3. Strategists use different data and use it differently.
ChatGPT processes billions of data points to construct output. This might create the false impression that it exceeds the cognitive capacity of humans. It’s easy to overlook the limitations imposed by the lack of transparency into the exact nature of this data set and its gaps. Strategists often rely heavily on proprietary information, since effective strategies must uniquely reflect the position and capabilities of each company. We know for sure that current tools don’t have access to such inside knowledge. It is, therefore, not surprising that ChatGPT’s answers are somewhat generic — more or less according to the textbook, but lacking spice.
Most importantly, effective strategy often relies not on what is generally the case or generally effective but rather on anomalies to create new and unique approaches. Relatedly, as Giovanni Gavetti from the Tuck School of Business and Jan Rivkin from Harvard Business School explain, strategists often rely on analogies. This means they are able to make decisions with very little or no data that applies to a specific situation. ChatGPT doesn’t seem to have the capability to infer useful counterfactuals using analogical reasoning.
ChatGPT doesn’t seem to have the capability to infer useful counterfactuals using analogical reasoning.

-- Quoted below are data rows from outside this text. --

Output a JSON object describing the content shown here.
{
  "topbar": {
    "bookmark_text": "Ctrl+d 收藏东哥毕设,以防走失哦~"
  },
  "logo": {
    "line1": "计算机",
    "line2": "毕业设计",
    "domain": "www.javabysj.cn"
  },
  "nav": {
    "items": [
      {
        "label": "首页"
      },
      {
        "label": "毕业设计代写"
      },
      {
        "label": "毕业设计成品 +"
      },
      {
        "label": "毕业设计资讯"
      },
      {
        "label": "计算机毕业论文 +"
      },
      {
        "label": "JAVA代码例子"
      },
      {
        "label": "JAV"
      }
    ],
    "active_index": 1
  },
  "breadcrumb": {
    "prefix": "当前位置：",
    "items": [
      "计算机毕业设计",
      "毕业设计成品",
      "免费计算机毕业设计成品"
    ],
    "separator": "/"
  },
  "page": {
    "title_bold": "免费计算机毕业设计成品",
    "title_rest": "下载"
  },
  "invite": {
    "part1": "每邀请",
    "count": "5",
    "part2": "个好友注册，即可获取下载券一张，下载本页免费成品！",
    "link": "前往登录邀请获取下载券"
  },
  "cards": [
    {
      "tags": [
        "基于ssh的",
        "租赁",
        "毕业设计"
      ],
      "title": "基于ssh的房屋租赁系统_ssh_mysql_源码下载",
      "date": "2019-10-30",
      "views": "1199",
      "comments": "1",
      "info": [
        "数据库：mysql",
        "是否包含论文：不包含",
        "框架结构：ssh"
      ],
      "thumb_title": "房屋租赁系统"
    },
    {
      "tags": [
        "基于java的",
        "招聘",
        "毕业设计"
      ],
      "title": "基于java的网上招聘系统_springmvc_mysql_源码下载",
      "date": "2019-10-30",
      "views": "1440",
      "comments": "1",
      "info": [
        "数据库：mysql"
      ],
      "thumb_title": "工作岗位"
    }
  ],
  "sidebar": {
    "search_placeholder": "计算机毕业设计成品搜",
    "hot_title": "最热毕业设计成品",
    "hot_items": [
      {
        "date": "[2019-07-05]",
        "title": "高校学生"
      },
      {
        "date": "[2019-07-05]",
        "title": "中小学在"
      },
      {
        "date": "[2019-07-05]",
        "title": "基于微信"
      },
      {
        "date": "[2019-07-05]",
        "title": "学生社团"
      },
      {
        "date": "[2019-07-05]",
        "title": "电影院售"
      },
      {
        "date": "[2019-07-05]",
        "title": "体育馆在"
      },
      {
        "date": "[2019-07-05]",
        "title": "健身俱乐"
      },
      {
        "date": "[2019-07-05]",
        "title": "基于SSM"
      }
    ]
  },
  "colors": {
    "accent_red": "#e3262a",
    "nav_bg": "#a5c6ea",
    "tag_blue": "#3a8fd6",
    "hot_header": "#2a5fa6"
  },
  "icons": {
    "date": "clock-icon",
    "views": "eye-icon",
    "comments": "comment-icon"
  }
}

Even if LLMs were to become capable of asserting all of the facts, as opposed to linguistic correlations in a constrained data set, they would still face a limitation. Experienced strategists know to be skeptical of “facts.” What is true most of the time may not be true in a specific case. What was true in the past may not be true in the future. What happens to be true may not be inevitably and persistently so. And even if a statement is robustly true in these senses, there are always alternative ways of framing problems and solutions.
Strategists know that this framing step is often the most subtle and important one in developing a strategy. Strategy is, in one important sense, as much about useful fictions as established facts. By aiming to shape circumstances to bring about a new goal, strategies create new facts. In this regard, strategists are in the business of distinguishing useful fictions from misleading or infeasible ones — again a skill that only experienced strategists are likely to possess.
An interesting question is whether this pattern of utilities and limitations is likely to remain stable as the technology progresses. To assess this, we conducted the same experiments with ChatGPT-3 and ChatGPT-4. The substance of the answers remained quite similar. To some extent, the limitations were even more pronounced in the more advanced version of the tool, whose answers were, on average, twice as long. The newer version seemed to be a little more careful, like a slightly older friend who has been caught out before and wants to hedge their opinions. This manifests itself with a taste for pro and con lists and less pronounced judgment — a feature we look for in a strategist.
The bottom line: ChatGPT and similar tools are more likely to be useful in particular steps of strategizing (like idea generation and storytelling) and to experienced strategists rather than naive beginners. Such tools are, therefore, no substitute for the cultivation of strategic minds. And just as airline pilots must avoid over-relying on an autopilot, would-be strategists must avoid impeding the development of their own discriminating powers.